June 16-17 – 31st Northwest Garlic Festival – Ocean Park continues it’s garlicky history with garlic food, garlic costumes and garlic crafts. Lots of entertainment. Wilson Park at 258th and Sandridge Road. Free!
June 17 – Vancouver USA Marathon – Here is your chance to either prove your shins have what it takes to be a marathoner OR to cheer on those who do. Last year more than 3,000 participants from 40 states and six countries were part of the event. Includes a marathon, half-marathon, 5K event and children’s event. No registrations are accepted on the day of the race so get signed up! Lots happening all weekend. Don’t miss the after-party! Produced by Energy Events.

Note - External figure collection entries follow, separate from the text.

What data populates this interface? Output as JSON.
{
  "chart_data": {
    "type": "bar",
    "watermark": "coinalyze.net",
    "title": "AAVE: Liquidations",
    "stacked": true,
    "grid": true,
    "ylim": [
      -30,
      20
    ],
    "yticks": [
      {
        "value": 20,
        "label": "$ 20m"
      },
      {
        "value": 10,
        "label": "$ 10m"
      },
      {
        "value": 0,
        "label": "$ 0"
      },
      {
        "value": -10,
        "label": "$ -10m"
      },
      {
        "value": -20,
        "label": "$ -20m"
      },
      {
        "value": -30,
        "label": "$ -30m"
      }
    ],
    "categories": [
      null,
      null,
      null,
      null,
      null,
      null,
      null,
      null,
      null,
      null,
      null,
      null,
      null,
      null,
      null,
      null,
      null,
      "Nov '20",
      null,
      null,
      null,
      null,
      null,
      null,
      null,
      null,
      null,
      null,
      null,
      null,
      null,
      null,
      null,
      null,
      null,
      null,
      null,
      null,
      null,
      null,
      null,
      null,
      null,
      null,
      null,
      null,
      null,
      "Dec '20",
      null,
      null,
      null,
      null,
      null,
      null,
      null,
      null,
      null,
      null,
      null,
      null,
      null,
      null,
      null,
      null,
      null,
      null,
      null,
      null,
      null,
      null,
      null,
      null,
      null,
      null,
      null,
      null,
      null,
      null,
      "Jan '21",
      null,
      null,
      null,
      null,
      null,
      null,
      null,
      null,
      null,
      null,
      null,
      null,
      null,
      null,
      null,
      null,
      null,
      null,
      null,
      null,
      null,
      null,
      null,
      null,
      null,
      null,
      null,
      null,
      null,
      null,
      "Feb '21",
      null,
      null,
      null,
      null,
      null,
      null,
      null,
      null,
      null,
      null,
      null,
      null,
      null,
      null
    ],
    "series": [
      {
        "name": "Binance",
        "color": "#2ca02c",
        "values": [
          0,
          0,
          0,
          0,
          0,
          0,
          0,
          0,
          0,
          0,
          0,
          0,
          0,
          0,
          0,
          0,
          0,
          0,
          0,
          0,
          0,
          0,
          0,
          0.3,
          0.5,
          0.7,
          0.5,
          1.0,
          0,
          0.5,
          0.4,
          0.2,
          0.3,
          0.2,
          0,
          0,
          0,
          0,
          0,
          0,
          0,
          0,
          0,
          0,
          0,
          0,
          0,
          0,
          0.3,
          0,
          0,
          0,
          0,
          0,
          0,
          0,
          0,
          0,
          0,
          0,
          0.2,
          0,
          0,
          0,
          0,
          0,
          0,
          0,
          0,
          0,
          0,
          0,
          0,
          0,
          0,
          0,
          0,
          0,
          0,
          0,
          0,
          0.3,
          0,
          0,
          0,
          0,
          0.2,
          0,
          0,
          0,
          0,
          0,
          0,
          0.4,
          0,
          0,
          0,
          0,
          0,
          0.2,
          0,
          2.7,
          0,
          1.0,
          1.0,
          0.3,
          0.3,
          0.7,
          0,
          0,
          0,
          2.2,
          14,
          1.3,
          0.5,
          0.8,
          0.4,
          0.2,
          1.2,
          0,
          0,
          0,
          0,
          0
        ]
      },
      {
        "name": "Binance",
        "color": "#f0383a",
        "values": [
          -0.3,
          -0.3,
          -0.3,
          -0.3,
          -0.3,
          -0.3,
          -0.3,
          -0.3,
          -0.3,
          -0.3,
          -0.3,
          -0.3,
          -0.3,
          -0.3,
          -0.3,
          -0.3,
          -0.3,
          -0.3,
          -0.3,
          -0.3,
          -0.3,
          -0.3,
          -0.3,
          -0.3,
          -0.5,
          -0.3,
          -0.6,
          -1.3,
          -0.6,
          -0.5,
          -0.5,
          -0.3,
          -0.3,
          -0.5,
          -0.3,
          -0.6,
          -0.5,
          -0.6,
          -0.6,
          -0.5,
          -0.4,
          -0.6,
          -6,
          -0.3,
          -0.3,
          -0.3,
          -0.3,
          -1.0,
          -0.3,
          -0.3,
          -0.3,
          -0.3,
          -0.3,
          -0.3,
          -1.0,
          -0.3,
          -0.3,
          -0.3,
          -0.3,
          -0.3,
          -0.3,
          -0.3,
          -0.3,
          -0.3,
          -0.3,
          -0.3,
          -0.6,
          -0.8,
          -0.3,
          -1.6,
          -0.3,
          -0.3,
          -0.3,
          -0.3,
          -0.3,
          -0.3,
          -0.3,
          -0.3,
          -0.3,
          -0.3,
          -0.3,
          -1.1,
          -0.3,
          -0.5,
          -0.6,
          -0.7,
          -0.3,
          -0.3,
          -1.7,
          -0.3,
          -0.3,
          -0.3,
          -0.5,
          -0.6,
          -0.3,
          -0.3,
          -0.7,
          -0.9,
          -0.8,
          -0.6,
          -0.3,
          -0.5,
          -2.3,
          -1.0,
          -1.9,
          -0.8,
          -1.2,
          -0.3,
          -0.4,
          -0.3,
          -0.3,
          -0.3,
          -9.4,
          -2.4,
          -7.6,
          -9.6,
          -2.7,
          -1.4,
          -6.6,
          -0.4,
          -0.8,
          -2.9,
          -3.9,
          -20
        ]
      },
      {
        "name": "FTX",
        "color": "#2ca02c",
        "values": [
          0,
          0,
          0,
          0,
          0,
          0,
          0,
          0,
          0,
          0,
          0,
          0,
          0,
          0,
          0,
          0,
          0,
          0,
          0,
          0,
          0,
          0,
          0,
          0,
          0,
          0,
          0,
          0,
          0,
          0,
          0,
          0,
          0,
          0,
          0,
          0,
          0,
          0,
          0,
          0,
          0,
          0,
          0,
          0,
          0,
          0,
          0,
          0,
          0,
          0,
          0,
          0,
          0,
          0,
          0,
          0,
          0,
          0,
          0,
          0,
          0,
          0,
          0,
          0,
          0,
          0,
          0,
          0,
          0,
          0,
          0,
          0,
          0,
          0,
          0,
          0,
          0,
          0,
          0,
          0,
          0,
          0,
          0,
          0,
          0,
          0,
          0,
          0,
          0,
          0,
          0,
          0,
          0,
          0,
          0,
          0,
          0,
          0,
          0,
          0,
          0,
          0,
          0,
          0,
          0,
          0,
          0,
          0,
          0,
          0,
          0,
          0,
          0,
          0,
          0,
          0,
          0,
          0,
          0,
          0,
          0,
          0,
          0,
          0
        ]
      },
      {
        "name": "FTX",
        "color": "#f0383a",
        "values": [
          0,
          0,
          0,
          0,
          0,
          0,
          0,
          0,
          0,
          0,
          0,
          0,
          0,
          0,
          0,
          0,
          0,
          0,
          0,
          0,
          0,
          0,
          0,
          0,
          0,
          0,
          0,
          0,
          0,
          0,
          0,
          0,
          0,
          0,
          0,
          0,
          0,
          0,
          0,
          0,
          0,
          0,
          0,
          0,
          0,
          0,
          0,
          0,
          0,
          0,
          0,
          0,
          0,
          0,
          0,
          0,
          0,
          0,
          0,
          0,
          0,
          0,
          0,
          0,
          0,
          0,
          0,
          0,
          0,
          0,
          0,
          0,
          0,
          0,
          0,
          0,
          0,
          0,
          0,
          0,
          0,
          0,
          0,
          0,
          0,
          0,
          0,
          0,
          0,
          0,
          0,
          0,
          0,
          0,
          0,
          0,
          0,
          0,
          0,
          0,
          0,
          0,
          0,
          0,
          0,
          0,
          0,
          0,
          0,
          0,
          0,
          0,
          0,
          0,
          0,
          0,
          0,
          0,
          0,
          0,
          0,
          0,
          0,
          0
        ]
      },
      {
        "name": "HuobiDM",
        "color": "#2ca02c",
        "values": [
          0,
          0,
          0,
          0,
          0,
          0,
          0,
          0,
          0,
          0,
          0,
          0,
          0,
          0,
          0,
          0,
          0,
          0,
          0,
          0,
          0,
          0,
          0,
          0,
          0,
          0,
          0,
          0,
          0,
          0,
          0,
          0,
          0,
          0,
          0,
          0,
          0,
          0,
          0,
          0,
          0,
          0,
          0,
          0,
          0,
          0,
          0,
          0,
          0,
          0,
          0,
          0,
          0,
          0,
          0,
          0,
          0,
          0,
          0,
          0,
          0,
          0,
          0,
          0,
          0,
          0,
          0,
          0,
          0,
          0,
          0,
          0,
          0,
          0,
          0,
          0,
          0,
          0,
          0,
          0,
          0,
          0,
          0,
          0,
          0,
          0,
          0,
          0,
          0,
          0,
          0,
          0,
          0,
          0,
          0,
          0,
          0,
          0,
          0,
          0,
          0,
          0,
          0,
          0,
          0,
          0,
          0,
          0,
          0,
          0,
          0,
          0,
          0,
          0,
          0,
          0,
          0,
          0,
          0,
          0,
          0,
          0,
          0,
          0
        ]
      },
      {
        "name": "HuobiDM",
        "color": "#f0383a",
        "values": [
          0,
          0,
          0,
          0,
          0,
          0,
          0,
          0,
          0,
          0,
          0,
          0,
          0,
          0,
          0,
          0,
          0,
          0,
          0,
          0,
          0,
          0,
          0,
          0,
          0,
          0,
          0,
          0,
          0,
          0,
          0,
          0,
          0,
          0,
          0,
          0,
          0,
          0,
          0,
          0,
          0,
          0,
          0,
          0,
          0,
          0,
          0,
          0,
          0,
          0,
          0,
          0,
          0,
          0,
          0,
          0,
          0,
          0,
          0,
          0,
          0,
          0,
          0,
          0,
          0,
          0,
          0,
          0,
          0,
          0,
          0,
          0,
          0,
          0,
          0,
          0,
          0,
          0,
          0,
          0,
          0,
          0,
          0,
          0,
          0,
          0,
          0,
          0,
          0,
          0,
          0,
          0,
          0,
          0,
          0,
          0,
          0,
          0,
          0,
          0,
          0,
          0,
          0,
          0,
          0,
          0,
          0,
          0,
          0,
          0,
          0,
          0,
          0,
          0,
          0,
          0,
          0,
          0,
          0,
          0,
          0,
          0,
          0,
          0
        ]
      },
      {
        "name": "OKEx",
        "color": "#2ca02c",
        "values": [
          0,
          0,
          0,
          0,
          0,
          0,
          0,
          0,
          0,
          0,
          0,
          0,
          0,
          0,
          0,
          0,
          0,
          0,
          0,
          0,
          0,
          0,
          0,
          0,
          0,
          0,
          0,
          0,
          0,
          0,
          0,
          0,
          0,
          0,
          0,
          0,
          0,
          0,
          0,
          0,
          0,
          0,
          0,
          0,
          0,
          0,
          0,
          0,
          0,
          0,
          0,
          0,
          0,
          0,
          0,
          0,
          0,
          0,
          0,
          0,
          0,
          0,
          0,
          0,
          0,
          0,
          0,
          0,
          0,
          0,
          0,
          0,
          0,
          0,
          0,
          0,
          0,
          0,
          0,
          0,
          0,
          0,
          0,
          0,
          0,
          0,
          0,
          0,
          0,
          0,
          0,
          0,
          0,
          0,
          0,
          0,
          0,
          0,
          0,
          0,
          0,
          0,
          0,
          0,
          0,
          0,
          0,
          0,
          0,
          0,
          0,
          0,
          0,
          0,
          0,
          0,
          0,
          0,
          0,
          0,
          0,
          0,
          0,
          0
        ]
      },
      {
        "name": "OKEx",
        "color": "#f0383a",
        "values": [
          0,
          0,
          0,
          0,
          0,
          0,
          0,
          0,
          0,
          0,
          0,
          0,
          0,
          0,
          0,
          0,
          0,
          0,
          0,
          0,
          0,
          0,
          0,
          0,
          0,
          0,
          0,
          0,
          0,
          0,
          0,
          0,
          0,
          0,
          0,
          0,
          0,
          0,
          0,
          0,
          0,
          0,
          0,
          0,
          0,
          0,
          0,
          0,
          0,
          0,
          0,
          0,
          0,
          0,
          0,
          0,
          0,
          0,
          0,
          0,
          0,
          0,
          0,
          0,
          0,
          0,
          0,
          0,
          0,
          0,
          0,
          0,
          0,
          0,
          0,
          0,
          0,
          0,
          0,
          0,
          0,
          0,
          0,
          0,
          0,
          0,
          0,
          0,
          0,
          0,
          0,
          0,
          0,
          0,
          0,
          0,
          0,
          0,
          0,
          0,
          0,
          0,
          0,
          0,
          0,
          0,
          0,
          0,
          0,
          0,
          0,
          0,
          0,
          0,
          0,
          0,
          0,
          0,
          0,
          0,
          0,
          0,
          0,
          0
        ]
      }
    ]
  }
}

June 22-23 – Gorge Blues and Brews Festival – The 19th annual Festival will be held at the Skamania County Fairgrounds in Stevenson. Hometown brewery Walking Man will be pouring great beer. Headliners include Curtis Salgado, Kevin Selfe and the Tornadoes, and Lisa Mann and her Really Good Band. $15 admission.
June 22-24 – Winlock Egg Day Festival – Winlock The parade starts at 11 a.m. June 23 with the theme “Home is Where the Egg Is.” The festival will include an Egg Day Run and royalty. Check out this charming 2010 video about the World Largest Egg and Winlock.
June 23 – Junior Symphony of Vancouver – 7:30 p.m. The Junior Symphony will be led by Conductor Collin Heade and will include the music of Handel, Lully, Richard Meyer and others. Vancouver First Church of God, 3300 NE 78th Street. $10. Tickets available at the door.
June 23-24 – Recycled Arts Festival – Vancouver. One of the most creative events of the year happens in Esther Short Park on the last weekend of June. For a preview, take a look at this ZEST blog post from the 2010 Festival.
See you out there in Southwest Washington!